We hypothesize that these observations could relate to a direct effect of TNF inhibition on reducing osteoclast (OC) activity. Specifically, cultured peripheral blood mononuclear cells (PBMCs) obtained from patients with PsA have been shown to spontaneously release high quantities of biologically active TNFα [2], and in patients with PsA and other inflammatory arthritides, the PBMC pool is enriched with OC precursors (OCPs) [2, 35, 36]. Notably, increased levels of OCPs in PsA patients have been shown to be most pronounced in those with observable bone erosions, and blocking TNFα in such patients markedly decreased levels of circulating OCPs [2]. Further, in a small study of patients with RA or PsA, OCP populations correlated with peripheral blood TNFα levels [37]. Thus, observations to date suggest TNFα is pivotal in promoting OCP formation. The resulting OCs express receptors for macrophage colony-stimulating factor and receptor activator of nuclear factor-κB ligand (RANKL). RANKL, a member of the TNF family of cytokines, is the primary mediator of OC-induced bone resorption, as it is required for OC survival and activation through interaction with its receptor RANK [35, 36]. Thus, the observed synergy between TNFα and RANK in mediating OC-induced bone resorption [2, 38] suggests that the reduced OCP susceptibility to chemokine (e.g., TNFα) signals afforded by golimumab treatment could contribute to its direct control of structural disease progression. Indeed, in a previously reported study of PsA patients, SC golimumab had a beneficial impact on several biomarkers of bone remodeling, including monocyte/macrophage-derived chemokines [39].

The strengths of our analyses include a large patient population (N = 474) and moderate-to-good agreement in radiographic scores between independent central radiographic readers. Given the more variable occurrence and typically slower progression of structural damage generally observed in PsA than in other erosive diseases, as well the length of time required to fully assess radiographic outcomes, similar evaluations extending beyond 1 year would be useful to confirm our findings.

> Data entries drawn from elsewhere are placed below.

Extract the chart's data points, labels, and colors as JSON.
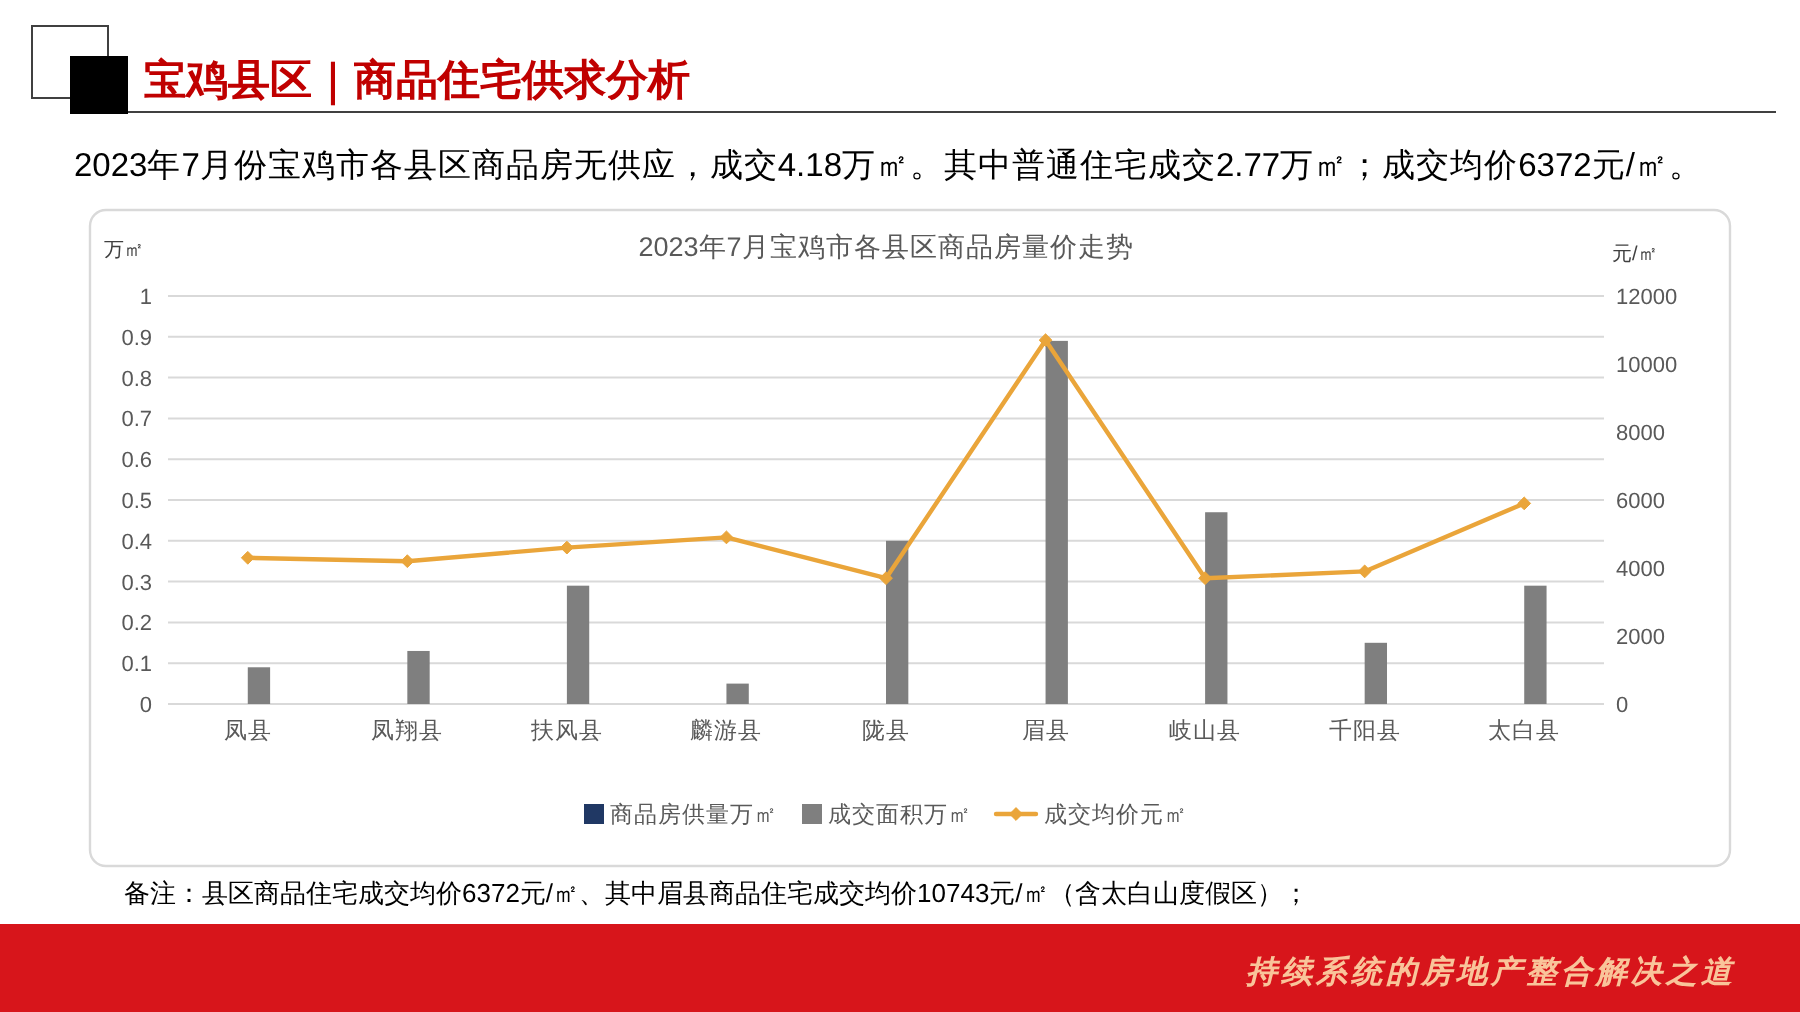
{
  "chart_data": {
    "type": "bar",
    "title": "2023年7月宝鸡市各县区商品房量价走势",
    "ylabel": "万㎡",
    "y2label": "元/㎡",
    "categories": [
      "凤县",
      "凤翔县",
      "扶风县",
      "麟游县",
      "陇县",
      "眉县",
      "岐山县",
      "千阳县",
      "太白县"
    ],
    "series": [
      {
        "name": "商品房供量万㎡",
        "color": "#203864",
        "values": [
          0,
          0,
          0,
          0,
          0,
          0,
          0,
          0,
          0
        ]
      },
      {
        "name": "成交面积万㎡",
        "color": "#7f7f7f",
        "values": [
          0.09,
          0.13,
          0.29,
          0.05,
          0.4,
          0.89,
          0.47,
          0.15,
          0.29
        ]
      },
      {
        "name": "成交均价元㎡",
        "type": "line",
        "axis": "y2",
        "color": "#eaa53a",
        "values": [
          4300,
          4200,
          4600,
          4900,
          3700,
          10700,
          3700,
          3900,
          5900
        ]
      }
    ],
    "ylim": [
      0,
      1
    ],
    "yticks": [
      0,
      0.1,
      0.2,
      0.3,
      0.4,
      0.5,
      0.6,
      0.7,
      0.8,
      0.9,
      1
    ],
    "y2lim": [
      0,
      12000
    ],
    "y2ticks": [
      0,
      2000,
      4000,
      6000,
      8000,
      10000,
      12000
    ],
    "grid": "y",
    "legend": "bottom",
    "marker": "diamond",
    "annotations": [
      "宝鸡县区｜商品住宅供求分析",
      "2023年7月份宝鸡市各县区商品房无供应，成交4.18万㎡。其中普通住宅成交2.77万㎡；成交均价6372元/㎡。",
      "备注：县区商品住宅成交均价6372元/㎡、其中眉县商品住宅成交均价10743元/㎡（含太白山度假区）；",
      "持续系统的房地产整合解决之道"
    ]
  }
}
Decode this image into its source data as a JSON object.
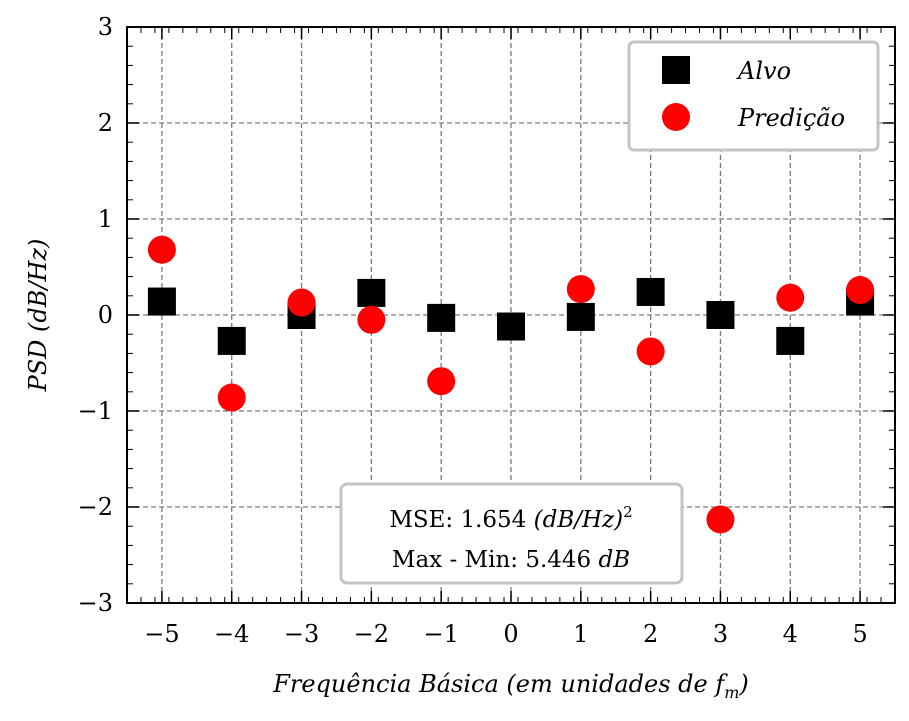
{
  "chart_data": {
    "type": "scatter",
    "xlabel": "Frequência Básica (em unidades de f_m)",
    "ylabel": "PSD (dB/Hz)",
    "xlim": [
      -5.5,
      5.5
    ],
    "ylim": [
      -3,
      3
    ],
    "grid": true,
    "x_ticks": [
      -5,
      -4,
      -3,
      -2,
      -1,
      0,
      1,
      2,
      3,
      4,
      5
    ],
    "y_ticks": [
      -3,
      -2,
      -1,
      0,
      1,
      2,
      3
    ],
    "x_tick_labels": [
      "−5",
      "−4",
      "−3",
      "−2",
      "−1",
      "0",
      "1",
      "2",
      "3",
      "4",
      "5"
    ],
    "y_tick_labels": [
      "−3",
      "−2",
      "−1",
      "0",
      "1",
      "2",
      "3"
    ],
    "legend_position": "top-right",
    "series": [
      {
        "name": "Alvo",
        "marker": "square",
        "color": "#000000",
        "x": [
          -5,
          -4,
          -3,
          -2,
          -1,
          0,
          1,
          2,
          3,
          4,
          5
        ],
        "y": [
          0.14,
          -0.27,
          0.0,
          0.23,
          -0.03,
          -0.12,
          -0.02,
          0.24,
          0.0,
          -0.27,
          0.14
        ]
      },
      {
        "name": "Predição",
        "marker": "circle",
        "color": "#ff0000",
        "x": [
          -5,
          -4,
          -3,
          -2,
          -1,
          0,
          1,
          2,
          3,
          4,
          5
        ],
        "y": [
          0.68,
          -0.86,
          0.13,
          -0.05,
          -0.69,
          null,
          0.27,
          -0.38,
          -2.13,
          0.18,
          0.26
        ]
      }
    ],
    "annotation": {
      "line1_prefix": "MSE: 1.654 ",
      "line1_unit": "(dB/Hz)",
      "line1_sup": "2",
      "line2_prefix": "Max - Min: 5.446 ",
      "line2_unit": "dB"
    }
  }
}
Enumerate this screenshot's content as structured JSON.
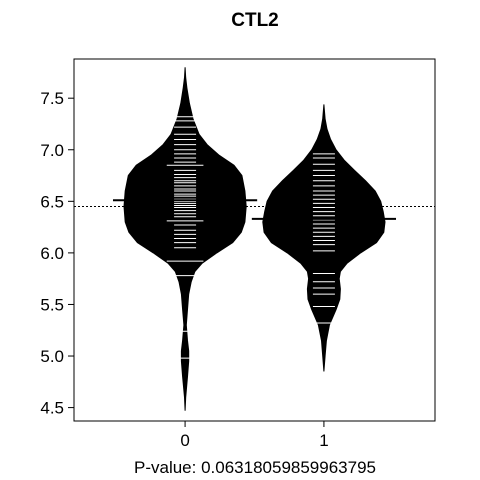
{
  "chart_data": {
    "type": "beanplot",
    "title": "CTL2",
    "xlabel": "P-value: 0.0631805985996379​5",
    "xlabel_text": "P-value: 0.06318059859963795",
    "categories": [
      "0",
      "1"
    ],
    "ylim": [
      4.37,
      7.88
    ],
    "yticks": [
      4.5,
      5.0,
      5.5,
      6.0,
      6.5,
      7.0,
      7.5
    ],
    "ytick_labels": [
      "4.5",
      "5.0",
      "5.5",
      "6.0",
      "6.5",
      "7.0",
      "7.5"
    ],
    "overall_mean": 6.45,
    "fill_color": "#000000",
    "line_color": "#ffffff",
    "groups": [
      {
        "category": "0",
        "mean": 6.51,
        "density_profile": [
          [
            4.47,
            0.0
          ],
          [
            4.6,
            0.01
          ],
          [
            4.8,
            0.04
          ],
          [
            4.95,
            0.06
          ],
          [
            5.05,
            0.06
          ],
          [
            5.15,
            0.04
          ],
          [
            5.3,
            0.02
          ],
          [
            5.45,
            0.04
          ],
          [
            5.6,
            0.06
          ],
          [
            5.72,
            0.1
          ],
          [
            5.82,
            0.16
          ],
          [
            5.9,
            0.28
          ],
          [
            6.0,
            0.52
          ],
          [
            6.1,
            0.78
          ],
          [
            6.2,
            0.92
          ],
          [
            6.3,
            0.98
          ],
          [
            6.45,
            1.0
          ],
          [
            6.6,
            0.98
          ],
          [
            6.75,
            0.93
          ],
          [
            6.85,
            0.8
          ],
          [
            6.95,
            0.55
          ],
          [
            7.05,
            0.36
          ],
          [
            7.15,
            0.23
          ],
          [
            7.3,
            0.13
          ],
          [
            7.45,
            0.07
          ],
          [
            7.6,
            0.03
          ],
          [
            7.7,
            0.01
          ],
          [
            7.8,
            0.0
          ]
        ],
        "observations": [
          4.98,
          5.24,
          5.78,
          5.92,
          6.05,
          6.1,
          6.14,
          6.18,
          6.22,
          6.27,
          6.31,
          6.35,
          6.38,
          6.41,
          6.44,
          6.46,
          6.48,
          6.5,
          6.52,
          6.55,
          6.57,
          6.6,
          6.62,
          6.65,
          6.68,
          6.7,
          6.73,
          6.76,
          6.8,
          6.85,
          6.88,
          6.92,
          6.96,
          7.0,
          7.05,
          7.1,
          7.15,
          7.22,
          7.28,
          7.32
        ],
        "wide_lines": [
          4.98,
          5.24,
          5.92,
          6.31,
          6.85
        ]
      },
      {
        "category": "1",
        "mean": 6.33,
        "density_profile": [
          [
            4.85,
            0.0
          ],
          [
            5.0,
            0.02
          ],
          [
            5.15,
            0.04
          ],
          [
            5.3,
            0.09
          ],
          [
            5.45,
            0.2
          ],
          [
            5.55,
            0.26
          ],
          [
            5.65,
            0.27
          ],
          [
            5.75,
            0.25
          ],
          [
            5.82,
            0.27
          ],
          [
            5.9,
            0.38
          ],
          [
            6.0,
            0.6
          ],
          [
            6.1,
            0.86
          ],
          [
            6.2,
            0.98
          ],
          [
            6.3,
            1.0
          ],
          [
            6.4,
            0.97
          ],
          [
            6.5,
            0.93
          ],
          [
            6.6,
            0.84
          ],
          [
            6.7,
            0.68
          ],
          [
            6.8,
            0.5
          ],
          [
            6.9,
            0.33
          ],
          [
            7.0,
            0.2
          ],
          [
            7.1,
            0.11
          ],
          [
            7.2,
            0.05
          ],
          [
            7.3,
            0.02
          ],
          [
            7.44,
            0.0
          ]
        ],
        "observations": [
          5.32,
          5.48,
          5.6,
          5.66,
          5.72,
          5.8,
          6.02,
          6.08,
          6.12,
          6.16,
          6.2,
          6.24,
          6.28,
          6.32,
          6.36,
          6.4,
          6.44,
          6.48,
          6.52,
          6.56,
          6.6,
          6.65,
          6.7,
          6.75,
          6.8,
          6.86,
          6.92,
          6.96
        ],
        "wide_lines": []
      }
    ],
    "grid": false,
    "legend": "none"
  }
}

Further, incorporation of biomarker determinations and assessments of new bone formations into future studies could enhance understanding the mechanism of a direct effect of golimumab on radiographic progression. While beyond the scope of the current post hoc analyses, prospective studies are needed to identify the composite endpoint(s) demonstrating strong correlation with inhibition of radiographic progression. As well, findings derived from patients enrolled into this randomized clinical trial may not be fully generalizable to a more heterogeneous PsA population.

Conclusions

The extent of structural damage inhibition afforded by up to 1 year of IV golimumab treatment paralleled levels of PsA activity, with greater progression of structural damage observed in patients with sustained higher disease activity. Golimumab-randomized patients not achieving low levels of disease activity across a number of composite indices still demonstrated far less progression of structural damage than placebo-randomized PsA patients, suggesting a direct favorable effect of golimumab on radiographic progression at least partially independent of its effect on disease activity. Our findings provide additional evidence of a potential uncoupling of clinical and radiographic responses to TNF inhibition in patients with PsA.